In reviewing a newly published book on newspaper columnists this morning on MSNBC,  the conversation turned to  the disintegration of real writing and commentary in the past twenty years.  As one participant put it, we tend to write today about “what we think” rather than  “what we see.”  The  insatiable twenty-four hour news cycle pushes writers  and/or media personalities to cough up new opinions every quarter hour in order to stay current.  There is no time to tell a story and then reflect on what it means;  there it only that “X” happened and I do or don’t like it.  

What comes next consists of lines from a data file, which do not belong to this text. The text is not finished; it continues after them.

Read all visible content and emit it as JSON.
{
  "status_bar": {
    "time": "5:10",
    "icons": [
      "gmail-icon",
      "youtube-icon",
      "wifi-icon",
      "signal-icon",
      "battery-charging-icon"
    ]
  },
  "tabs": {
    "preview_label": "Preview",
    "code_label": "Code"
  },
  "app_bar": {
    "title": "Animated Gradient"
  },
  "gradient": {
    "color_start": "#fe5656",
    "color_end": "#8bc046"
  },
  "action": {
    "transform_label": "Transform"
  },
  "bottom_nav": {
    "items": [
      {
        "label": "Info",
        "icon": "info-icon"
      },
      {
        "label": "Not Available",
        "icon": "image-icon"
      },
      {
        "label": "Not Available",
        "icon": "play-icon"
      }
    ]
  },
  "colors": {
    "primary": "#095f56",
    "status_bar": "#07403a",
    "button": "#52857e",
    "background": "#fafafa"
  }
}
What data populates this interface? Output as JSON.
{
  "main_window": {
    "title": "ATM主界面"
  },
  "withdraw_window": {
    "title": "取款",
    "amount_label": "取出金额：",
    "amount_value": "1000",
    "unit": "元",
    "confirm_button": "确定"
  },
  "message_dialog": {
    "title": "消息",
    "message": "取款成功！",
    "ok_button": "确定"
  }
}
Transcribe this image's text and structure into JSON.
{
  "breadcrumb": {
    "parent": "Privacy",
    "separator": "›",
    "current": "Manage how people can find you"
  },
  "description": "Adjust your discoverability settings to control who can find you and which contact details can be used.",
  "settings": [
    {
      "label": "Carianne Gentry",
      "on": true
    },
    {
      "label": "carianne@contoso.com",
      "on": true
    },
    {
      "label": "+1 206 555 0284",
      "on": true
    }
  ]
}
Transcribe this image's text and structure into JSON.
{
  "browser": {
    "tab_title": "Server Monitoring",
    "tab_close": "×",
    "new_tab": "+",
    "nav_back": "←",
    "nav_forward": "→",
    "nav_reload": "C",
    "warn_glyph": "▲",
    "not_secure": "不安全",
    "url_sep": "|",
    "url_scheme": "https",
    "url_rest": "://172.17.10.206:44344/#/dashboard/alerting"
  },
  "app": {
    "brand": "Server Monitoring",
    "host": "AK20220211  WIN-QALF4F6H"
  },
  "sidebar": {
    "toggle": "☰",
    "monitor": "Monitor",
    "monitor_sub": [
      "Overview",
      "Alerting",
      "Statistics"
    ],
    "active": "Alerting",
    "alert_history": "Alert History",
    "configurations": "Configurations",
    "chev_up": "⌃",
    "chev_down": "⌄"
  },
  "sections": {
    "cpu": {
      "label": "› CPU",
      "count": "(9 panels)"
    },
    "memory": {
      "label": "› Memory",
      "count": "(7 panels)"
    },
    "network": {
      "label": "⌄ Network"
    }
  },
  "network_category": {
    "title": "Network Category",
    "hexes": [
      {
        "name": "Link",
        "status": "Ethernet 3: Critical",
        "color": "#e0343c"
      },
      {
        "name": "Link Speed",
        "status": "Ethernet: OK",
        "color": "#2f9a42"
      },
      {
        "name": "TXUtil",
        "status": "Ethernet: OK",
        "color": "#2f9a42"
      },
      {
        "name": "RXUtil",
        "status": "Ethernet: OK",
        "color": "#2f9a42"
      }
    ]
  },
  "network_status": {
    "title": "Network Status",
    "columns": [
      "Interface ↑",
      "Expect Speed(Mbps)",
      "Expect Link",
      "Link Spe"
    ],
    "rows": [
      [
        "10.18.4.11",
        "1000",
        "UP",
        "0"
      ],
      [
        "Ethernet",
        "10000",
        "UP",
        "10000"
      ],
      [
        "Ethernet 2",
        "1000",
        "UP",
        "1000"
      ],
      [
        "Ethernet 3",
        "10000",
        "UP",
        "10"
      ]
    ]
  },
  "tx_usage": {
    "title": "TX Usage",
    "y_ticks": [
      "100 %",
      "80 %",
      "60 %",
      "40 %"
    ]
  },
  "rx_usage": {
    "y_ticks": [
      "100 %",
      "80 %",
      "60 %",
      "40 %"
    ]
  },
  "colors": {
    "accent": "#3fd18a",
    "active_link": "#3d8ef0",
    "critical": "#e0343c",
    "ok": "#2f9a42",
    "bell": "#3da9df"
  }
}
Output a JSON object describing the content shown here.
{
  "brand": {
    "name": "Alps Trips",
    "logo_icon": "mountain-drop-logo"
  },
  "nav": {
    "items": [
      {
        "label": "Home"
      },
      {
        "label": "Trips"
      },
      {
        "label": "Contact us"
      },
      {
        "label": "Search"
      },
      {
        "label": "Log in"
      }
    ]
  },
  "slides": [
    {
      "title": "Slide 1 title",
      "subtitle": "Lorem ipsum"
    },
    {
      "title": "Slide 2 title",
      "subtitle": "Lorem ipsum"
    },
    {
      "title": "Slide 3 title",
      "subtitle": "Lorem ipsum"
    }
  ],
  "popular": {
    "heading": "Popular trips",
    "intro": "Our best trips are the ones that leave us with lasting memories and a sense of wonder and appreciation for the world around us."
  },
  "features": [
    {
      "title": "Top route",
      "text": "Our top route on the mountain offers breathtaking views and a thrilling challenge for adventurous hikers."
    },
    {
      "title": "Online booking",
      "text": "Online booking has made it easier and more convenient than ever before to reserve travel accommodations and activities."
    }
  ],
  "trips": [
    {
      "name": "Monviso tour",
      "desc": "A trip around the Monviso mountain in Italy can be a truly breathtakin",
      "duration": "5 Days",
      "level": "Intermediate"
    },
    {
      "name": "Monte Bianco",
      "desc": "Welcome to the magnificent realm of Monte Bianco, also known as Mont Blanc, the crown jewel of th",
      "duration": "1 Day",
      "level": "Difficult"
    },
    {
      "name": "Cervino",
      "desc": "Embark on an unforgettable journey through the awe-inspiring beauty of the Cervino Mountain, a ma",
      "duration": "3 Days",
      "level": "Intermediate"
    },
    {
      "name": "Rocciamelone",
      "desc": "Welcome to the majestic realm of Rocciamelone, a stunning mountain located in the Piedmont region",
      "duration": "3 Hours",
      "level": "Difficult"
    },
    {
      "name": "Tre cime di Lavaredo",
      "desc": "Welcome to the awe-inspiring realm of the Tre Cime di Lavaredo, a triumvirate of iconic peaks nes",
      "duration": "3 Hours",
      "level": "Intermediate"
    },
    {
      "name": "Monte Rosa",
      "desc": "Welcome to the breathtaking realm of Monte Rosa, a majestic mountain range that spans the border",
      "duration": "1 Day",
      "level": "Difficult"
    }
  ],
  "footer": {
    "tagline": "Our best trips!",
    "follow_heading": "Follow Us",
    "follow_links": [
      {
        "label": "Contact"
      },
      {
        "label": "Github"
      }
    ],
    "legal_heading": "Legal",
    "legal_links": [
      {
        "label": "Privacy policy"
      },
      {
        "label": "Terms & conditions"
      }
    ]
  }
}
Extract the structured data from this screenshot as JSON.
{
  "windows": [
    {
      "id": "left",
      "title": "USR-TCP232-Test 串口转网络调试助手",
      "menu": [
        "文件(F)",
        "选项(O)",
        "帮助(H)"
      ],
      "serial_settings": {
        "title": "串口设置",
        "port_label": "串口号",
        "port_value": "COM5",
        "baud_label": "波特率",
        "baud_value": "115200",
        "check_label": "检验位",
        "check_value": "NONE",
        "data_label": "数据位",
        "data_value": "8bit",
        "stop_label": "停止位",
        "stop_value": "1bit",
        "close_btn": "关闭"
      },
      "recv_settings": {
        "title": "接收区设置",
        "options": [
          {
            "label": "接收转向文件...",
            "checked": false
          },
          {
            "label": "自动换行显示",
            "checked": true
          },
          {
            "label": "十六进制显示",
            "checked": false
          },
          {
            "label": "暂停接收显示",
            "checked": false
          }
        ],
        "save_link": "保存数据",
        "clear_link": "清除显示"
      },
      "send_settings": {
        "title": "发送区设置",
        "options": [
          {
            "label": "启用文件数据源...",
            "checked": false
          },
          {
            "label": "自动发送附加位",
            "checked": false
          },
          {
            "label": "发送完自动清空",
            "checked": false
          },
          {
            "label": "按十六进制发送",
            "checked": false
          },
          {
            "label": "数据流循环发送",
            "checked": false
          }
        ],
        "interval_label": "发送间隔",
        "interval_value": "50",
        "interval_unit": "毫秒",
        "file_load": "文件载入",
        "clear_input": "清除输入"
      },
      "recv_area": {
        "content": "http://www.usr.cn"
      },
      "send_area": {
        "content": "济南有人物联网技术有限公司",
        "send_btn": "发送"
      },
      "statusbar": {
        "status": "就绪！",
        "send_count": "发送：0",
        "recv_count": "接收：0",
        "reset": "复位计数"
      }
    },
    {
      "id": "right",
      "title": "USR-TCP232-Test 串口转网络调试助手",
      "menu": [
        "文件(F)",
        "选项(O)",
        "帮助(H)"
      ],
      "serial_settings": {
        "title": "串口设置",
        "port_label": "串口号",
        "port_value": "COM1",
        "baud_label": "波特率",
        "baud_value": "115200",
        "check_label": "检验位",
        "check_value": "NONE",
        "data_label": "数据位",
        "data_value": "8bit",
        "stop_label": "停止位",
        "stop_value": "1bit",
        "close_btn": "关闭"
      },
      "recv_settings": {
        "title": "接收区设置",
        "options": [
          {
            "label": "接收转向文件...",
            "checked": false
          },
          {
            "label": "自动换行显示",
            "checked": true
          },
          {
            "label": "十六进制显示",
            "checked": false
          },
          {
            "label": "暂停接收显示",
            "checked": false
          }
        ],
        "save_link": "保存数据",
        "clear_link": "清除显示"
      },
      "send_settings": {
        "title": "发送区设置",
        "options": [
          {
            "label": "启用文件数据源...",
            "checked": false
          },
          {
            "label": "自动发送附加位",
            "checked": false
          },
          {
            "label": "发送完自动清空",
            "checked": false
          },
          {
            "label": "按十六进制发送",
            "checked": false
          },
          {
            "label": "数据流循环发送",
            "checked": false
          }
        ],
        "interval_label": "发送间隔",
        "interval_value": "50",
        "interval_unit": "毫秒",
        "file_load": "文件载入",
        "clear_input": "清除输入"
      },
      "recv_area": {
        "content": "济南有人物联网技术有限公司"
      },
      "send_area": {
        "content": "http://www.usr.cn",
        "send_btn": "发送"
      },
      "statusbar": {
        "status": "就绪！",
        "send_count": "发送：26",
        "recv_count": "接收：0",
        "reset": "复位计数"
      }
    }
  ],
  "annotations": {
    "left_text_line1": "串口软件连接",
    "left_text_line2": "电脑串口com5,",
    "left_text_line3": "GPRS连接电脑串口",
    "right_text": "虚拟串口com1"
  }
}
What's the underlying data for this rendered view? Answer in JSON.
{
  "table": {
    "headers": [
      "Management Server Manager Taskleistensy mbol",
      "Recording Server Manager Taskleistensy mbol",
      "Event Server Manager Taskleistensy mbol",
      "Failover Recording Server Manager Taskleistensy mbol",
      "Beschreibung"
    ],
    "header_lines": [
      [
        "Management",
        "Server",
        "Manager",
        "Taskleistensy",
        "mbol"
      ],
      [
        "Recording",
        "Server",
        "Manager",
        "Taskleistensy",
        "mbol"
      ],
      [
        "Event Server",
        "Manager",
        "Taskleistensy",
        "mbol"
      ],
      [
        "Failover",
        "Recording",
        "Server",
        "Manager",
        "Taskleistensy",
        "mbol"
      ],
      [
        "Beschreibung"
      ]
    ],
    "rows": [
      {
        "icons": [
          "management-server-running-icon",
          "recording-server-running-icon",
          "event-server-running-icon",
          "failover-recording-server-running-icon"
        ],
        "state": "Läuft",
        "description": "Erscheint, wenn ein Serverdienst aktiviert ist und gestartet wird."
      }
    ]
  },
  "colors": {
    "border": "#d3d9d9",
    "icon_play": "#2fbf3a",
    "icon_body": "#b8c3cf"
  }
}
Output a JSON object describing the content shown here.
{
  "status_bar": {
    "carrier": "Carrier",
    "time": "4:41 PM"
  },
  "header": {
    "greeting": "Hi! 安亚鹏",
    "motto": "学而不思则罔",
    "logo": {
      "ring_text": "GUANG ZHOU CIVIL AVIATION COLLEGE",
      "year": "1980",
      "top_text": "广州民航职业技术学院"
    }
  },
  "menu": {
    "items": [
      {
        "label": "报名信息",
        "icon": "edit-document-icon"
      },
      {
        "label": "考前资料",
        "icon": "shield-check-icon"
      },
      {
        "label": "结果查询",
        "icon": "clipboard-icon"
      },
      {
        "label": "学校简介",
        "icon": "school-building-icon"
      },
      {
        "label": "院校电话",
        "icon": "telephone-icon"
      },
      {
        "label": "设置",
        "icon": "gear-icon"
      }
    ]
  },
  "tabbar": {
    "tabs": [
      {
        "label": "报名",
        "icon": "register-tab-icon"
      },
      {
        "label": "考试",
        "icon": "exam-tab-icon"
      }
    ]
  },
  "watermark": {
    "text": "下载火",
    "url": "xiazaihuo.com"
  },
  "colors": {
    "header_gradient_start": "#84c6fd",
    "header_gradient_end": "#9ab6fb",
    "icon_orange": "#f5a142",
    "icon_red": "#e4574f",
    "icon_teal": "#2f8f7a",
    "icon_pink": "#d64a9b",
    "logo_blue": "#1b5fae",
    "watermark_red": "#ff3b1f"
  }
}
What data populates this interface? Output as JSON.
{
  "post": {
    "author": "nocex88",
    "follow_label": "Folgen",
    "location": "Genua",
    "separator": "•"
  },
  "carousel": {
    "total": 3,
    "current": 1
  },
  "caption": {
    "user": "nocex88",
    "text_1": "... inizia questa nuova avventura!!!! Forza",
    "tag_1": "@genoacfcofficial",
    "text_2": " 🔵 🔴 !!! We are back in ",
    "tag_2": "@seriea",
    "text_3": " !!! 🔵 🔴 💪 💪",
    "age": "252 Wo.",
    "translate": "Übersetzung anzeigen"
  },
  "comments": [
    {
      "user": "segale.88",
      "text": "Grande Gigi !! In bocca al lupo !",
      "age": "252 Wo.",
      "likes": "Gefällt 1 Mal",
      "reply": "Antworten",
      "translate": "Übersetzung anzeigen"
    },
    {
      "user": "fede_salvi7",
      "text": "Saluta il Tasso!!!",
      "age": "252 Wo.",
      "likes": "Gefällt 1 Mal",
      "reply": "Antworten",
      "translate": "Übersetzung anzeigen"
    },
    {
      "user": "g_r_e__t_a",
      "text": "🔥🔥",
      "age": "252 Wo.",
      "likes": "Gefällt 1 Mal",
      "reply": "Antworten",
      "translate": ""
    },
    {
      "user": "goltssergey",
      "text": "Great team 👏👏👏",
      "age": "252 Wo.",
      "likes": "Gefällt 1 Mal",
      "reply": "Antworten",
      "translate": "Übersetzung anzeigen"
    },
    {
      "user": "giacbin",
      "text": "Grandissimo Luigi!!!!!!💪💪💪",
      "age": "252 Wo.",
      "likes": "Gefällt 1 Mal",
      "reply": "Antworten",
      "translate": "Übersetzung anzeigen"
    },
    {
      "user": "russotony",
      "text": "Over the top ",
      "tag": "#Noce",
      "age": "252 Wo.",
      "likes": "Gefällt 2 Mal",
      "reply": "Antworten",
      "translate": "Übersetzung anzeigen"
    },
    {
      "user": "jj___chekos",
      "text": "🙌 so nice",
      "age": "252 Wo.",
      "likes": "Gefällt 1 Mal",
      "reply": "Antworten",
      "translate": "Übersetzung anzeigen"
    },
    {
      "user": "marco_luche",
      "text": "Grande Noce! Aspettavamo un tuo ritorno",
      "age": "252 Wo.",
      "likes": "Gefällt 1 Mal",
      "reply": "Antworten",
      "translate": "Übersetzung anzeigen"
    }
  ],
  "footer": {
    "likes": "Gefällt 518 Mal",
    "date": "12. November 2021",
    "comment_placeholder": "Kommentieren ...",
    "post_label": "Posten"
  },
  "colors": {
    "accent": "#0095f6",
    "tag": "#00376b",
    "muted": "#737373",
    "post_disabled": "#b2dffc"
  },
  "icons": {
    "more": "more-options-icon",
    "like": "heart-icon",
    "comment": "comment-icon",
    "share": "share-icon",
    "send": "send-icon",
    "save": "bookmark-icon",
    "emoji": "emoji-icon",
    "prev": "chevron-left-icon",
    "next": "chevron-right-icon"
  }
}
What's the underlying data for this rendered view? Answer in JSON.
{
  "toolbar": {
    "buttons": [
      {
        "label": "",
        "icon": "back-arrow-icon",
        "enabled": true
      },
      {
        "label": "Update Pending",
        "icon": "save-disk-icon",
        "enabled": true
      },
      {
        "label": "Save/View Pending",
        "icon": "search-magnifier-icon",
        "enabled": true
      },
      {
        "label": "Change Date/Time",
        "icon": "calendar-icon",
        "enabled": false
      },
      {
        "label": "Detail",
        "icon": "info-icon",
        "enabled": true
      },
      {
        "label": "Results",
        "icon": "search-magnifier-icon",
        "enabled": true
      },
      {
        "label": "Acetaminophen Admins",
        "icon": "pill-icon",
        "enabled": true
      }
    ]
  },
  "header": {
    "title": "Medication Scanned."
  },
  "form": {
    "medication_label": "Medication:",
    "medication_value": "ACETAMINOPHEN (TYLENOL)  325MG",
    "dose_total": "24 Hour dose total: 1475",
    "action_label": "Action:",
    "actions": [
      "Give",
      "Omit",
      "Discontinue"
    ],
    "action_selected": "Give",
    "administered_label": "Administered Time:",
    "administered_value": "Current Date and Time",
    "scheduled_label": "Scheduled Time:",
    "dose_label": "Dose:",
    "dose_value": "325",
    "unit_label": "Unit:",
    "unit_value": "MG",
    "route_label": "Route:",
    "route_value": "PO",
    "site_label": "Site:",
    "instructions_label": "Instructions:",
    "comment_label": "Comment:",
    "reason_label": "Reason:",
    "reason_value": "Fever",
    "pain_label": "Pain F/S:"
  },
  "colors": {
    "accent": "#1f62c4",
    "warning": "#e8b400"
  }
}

 Under the pressure of producing clicks or eyeballs for advertisers  all comments must be extreme and strident.   The commentator must be positioned  on the outer edge of any argument  and then illustrate it with booming denunciations that echo like a drum in a canyon of tall buildings.  Each new proposal or idea from someone else is automatically  “dead on arrival”  or “idiotically stupid.”  Fellow citizens whose only crimes are a different view are immediately  compared to  Hitler.  Is there no such thing anymore as an opponent on another team who is simply trying to win the game for his side rather than attempting to strip you naked and herd you into a gas  chamber.   Think  musician and Monday Night Football.   
 Verbal  vomit  projects wildly in all directions and does not care who or what it bespatters.   All I know is it stinks and our atmosphere and our country would be better off with less of it.